Christ Petit and Ian Sinclair's fictional investigation of one such figure, a mysterious writer, filmmaker, artist and sexual-partner-to-the-famous called Peter Whitehead, made me feel at last that I am not alone. Because, despite the prevailing view that the Warhols, Kerouacs and so on were among the great thinkers and revolutionaries, I have always nursed the feeling that they were rather creepy middle-aged mythomaniacs who persuaded much younger people to have sex with them by talking a load of cobblers. I grew up in Oxford, where creepy middle-aged English dons persuade much younger people to sleep with them by the same means to this day, so I can't help it.
I complained yesterday about Inspector Pitt being confusing; this, too, was confusing, but in the way that Seven, or Don't Look Now, are confusing, rather than as a by-product of sloppy planning.

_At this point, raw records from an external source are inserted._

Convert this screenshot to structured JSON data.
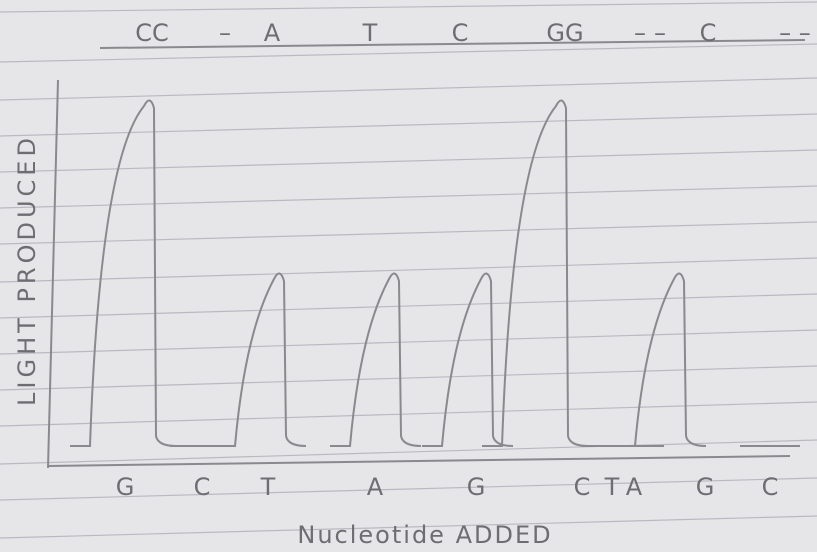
{
  "chart_data": {
    "type": "pyrogram",
    "top_labels": [
      "CC",
      "–",
      "A",
      "T",
      "C",
      "GG",
      "–",
      "–",
      "C",
      "– –"
    ],
    "categories": [
      "G",
      "C",
      "T",
      "A",
      "G",
      "C",
      "T",
      "A",
      "G",
      "C"
    ],
    "values": [
      2,
      0,
      1,
      1,
      1,
      2,
      0,
      0,
      1,
      0
    ],
    "ylim": [
      0,
      2
    ],
    "y_label": "LIGHT PRODUCED",
    "x_label": "Nucleotide ADDED",
    "color": "#8a8a8e"
  }
}
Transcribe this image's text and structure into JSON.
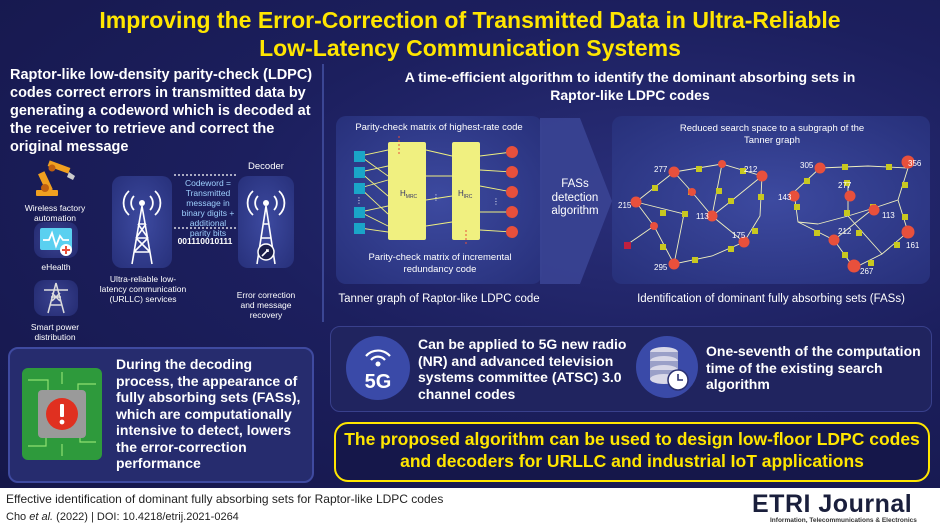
{
  "title": {
    "line1": "Improving the Error-Correction of Transmitted Data in Ultra-Reliable",
    "line2": "Low-Latency Communication Systems"
  },
  "left": {
    "heading": "Raptor-like low-density parity-check (LDPC) codes correct errors in transmitted data by generating a codeword which is decoded at the receiver to retrieve and correct the original message",
    "apps": [
      {
        "label": "Wireless factory automation",
        "icon": "robot-arm-icon"
      },
      {
        "label": "eHealth",
        "icon": "health-monitor-icon"
      },
      {
        "label": "Smart power distribution",
        "icon": "power-tower-icon"
      }
    ],
    "tower_label": "Ultra-reliable low-latency communication (URLLC) services",
    "codeword_label": "Codeword = Transmitted message in binary digits + additional parity bits",
    "binary": "001110010111",
    "decoder_title": "Decoder",
    "decoder_label": "Error correction and message recovery",
    "bottom_text": "During the decoding process, the appearance of fully absorbing sets (FASs), which are computationally intensive to detect, lowers the error-correction performance"
  },
  "right": {
    "heading_line1": "A time-efficient algorithm to identify the dominant absorbing sets in",
    "heading_line2": "Raptor-like LDPC codes",
    "tanner": {
      "top_label": "Parity-check matrix of highest-rate code",
      "hmrc": "H",
      "hmrc_sub": "MRC",
      "hirc": "H",
      "hirc_sub": "IRC",
      "bottom_label": "Parity-check matrix of incremental redundancy code",
      "caption": "Tanner graph of Raptor-like LDPC code"
    },
    "arrow_label": "FASs detection algorithm",
    "subgraph": {
      "top_label": "Reduced search space to a subgraph of the Tanner graph",
      "nodes_a": [
        "277",
        "212",
        "215",
        "113",
        "175",
        "295"
      ],
      "nodes_b": [
        "305",
        "356",
        "277",
        "143",
        "113",
        "212",
        "161",
        "267"
      ],
      "caption": "Identification of dominant fully absorbing sets (FASs)"
    },
    "features": [
      {
        "text": "Can be applied to 5G new radio (NR) and advanced television systems committee (ATSC) 3.0 channel codes",
        "icon": "5g-icon",
        "badge": "5G"
      },
      {
        "text": "One-seventh of the computation time of the existing search algorithm",
        "icon": "database-clock-icon"
      }
    ],
    "conclusion": "The proposed algorithm can be used to design low-floor LDPC codes and decoders for URLLC and industrial IoT applications"
  },
  "footer": {
    "title": "Effective identification of dominant fully absorbing sets for Raptor-like LDPC codes",
    "authors": "Cho ",
    "et_al": "et al.",
    "citation": " (2022) | DOI: 10.4218/etrij.2021-0264",
    "logo_etri": "ETRI",
    "logo_journal": " Journal",
    "logo_sub": "Information, Telecommunications & Electronics"
  },
  "colors": {
    "title_yellow": "#ffe600",
    "background": "#1c1f5e",
    "node_red": "#e8503c",
    "node_yellow": "#c8c820",
    "matrix_yellow": "#f0f080",
    "node_cyan": "#1aa5c8"
  }
}
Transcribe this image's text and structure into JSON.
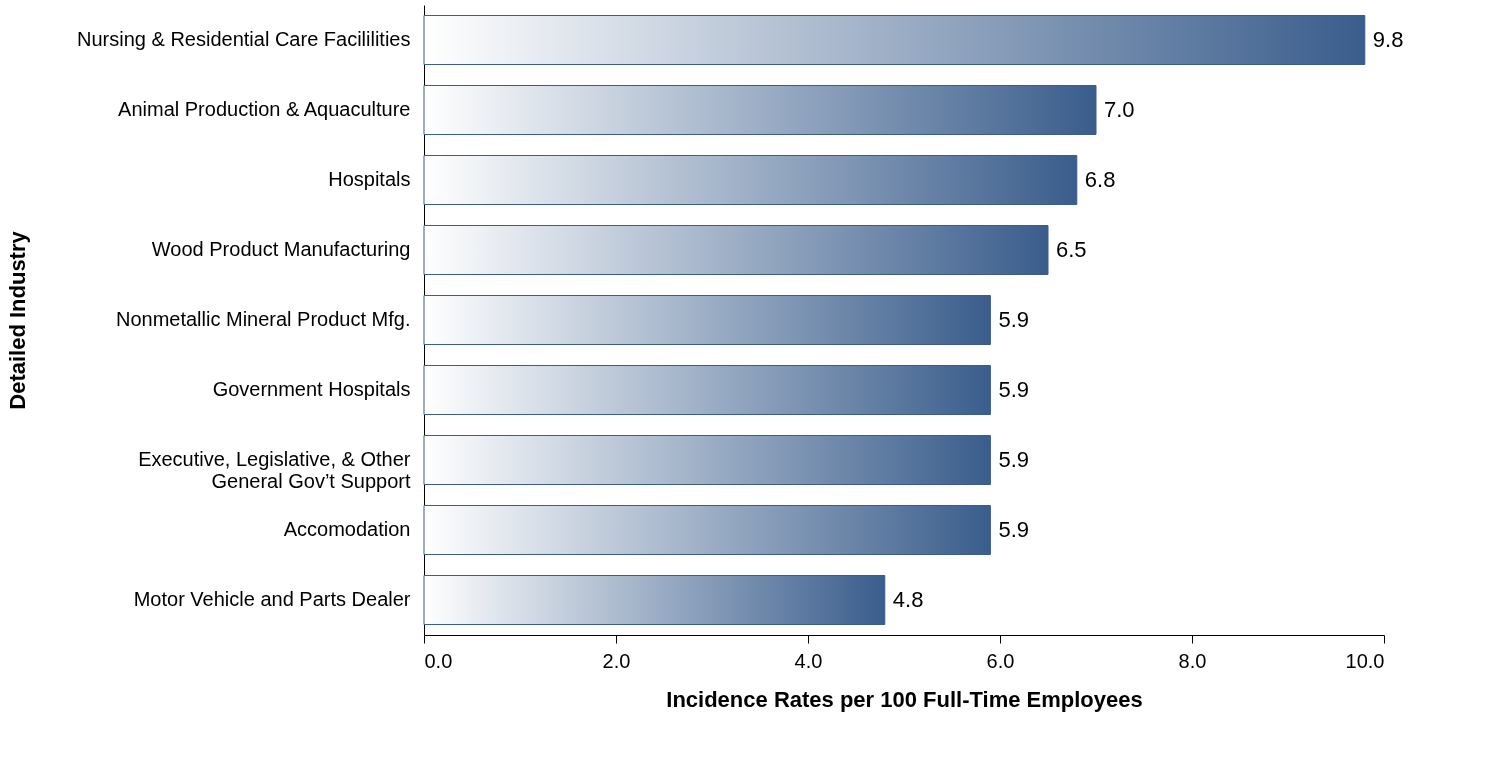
{
  "chart_data": {
    "type": "bar",
    "orientation": "horizontal",
    "categories": [
      "Nursing & Residential Care Facililities",
      "Animal Production & Aquaculture",
      "Hospitals",
      "Wood Product Manufacturing",
      "Nonmetallic Mineral Product Mfg.",
      "Government Hospitals",
      "Executive, Legislative, & Other\nGeneral Gov’t Support",
      "Accomodation",
      "Motor Vehicle and Parts Dealer"
    ],
    "values": [
      9.8,
      7.0,
      6.8,
      6.5,
      5.9,
      5.9,
      5.9,
      5.9,
      4.8
    ],
    "color": "#3a5d8c",
    "xlim": [
      0,
      10
    ],
    "xticks": [
      {
        "value": 0,
        "label": "0.0"
      },
      {
        "value": 2,
        "label": "2.0"
      },
      {
        "value": 4,
        "label": "4.0"
      },
      {
        "value": 6,
        "label": "6.0"
      },
      {
        "value": 8,
        "label": "8.0"
      },
      {
        "value": 10,
        "label": "10.0"
      }
    ],
    "xlabel": "Incidence Rates per 100 Full-Time Employees",
    "ylabel": "Detailed Industry",
    "value_labels": [
      "9.8",
      "7.0",
      "6.8",
      "6.5",
      "5.9",
      "5.9",
      "5.9",
      "5.9",
      "4.8"
    ],
    "grid": false
  }
}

I have rarely seen so many camera tricks crammed into one edgy hour: shots of landscape through a rain-soaked window, jiggy intercuts, home movie reels, hairs on the lens, CCTV, one-second delay-frames, black-and-white stills, superimposition and transmission snow all played a part, along with a soundtrack that consisted of the gabble of rewinding cassette tape, corrupted voices that would have got the soundman into real trouble had it been accidental, and distant radio signals like the sampling in house music.
Plus some good off-the-cuff gags: we were introduced to a leading conspiracy theorist at Fatboy's Diner, "a well-advertised front for industrial espionage", and famous Sixties leftover Howard Marks, who spoke on screen for a full two minutes without once saying anything intelligible, was described as "a kippered Bill Wyman retread". Oh, and I loved the idea of Prince Charles being ritually slaughtered at Greenwich to celebrate the Millennium: if Mandelson's still running short of ideas by the beginning of next year...
So: Whitehead (a name shared with a character in Martin Amis's Dead Babies), was the Nosferatu. Or was he? He obviously had some sort of hypnotic power over those with whom he came into contact, but the rather less impressionable "Gentlemen of the Cadaver Club" talked of him cynically as "somebody who always had to have one more story to tell". Towards the end of the film, a disembodied voice said "He'll tell you he's done all these things, and you'll start off not knowing whether to believe it or not; but in the end, it has to be lies, it has to be fiction...". Don't we all know someone like that? "Renegade TV" deserves applause for giving airtime to weird and wonderful inventions like this; it's a shame that only those who don't have to get up the next day will get to see it.
That's the bouquets thrown: now for the brickbats. You would have thought, given that weddings have to be among the places-most-likely where there will be someone with a video camera switched on, that Weddings From Hell (ITV) would have managed to track down an hour's worth of disaster. Sadly not, it seems. You can always tell that a documentary's material is too thin for the time slot when the makers resort to lingering shots of architecture and repeats of shots we've already seen. This had both and what felt like hours and hours of talking heads drearily repeating, blow-by-blow, what had happened during a scene we had just watched.
There were a couple of snips that raised a belly-laugh - the bride toppled over when her husband shut her veil in the car door and the wedding cake sent flying by a carelessly opened door were pure Laurel and Hardy - but they were precious few in an hour's viewing. Pride of place was given to a couple who had banned his parents from their upcoming ceremony and told us (dully) all about it in part two. Part three promised the wedding. What happened? They got married, uninterrupted. Repeats of Beadle would have been more interesting.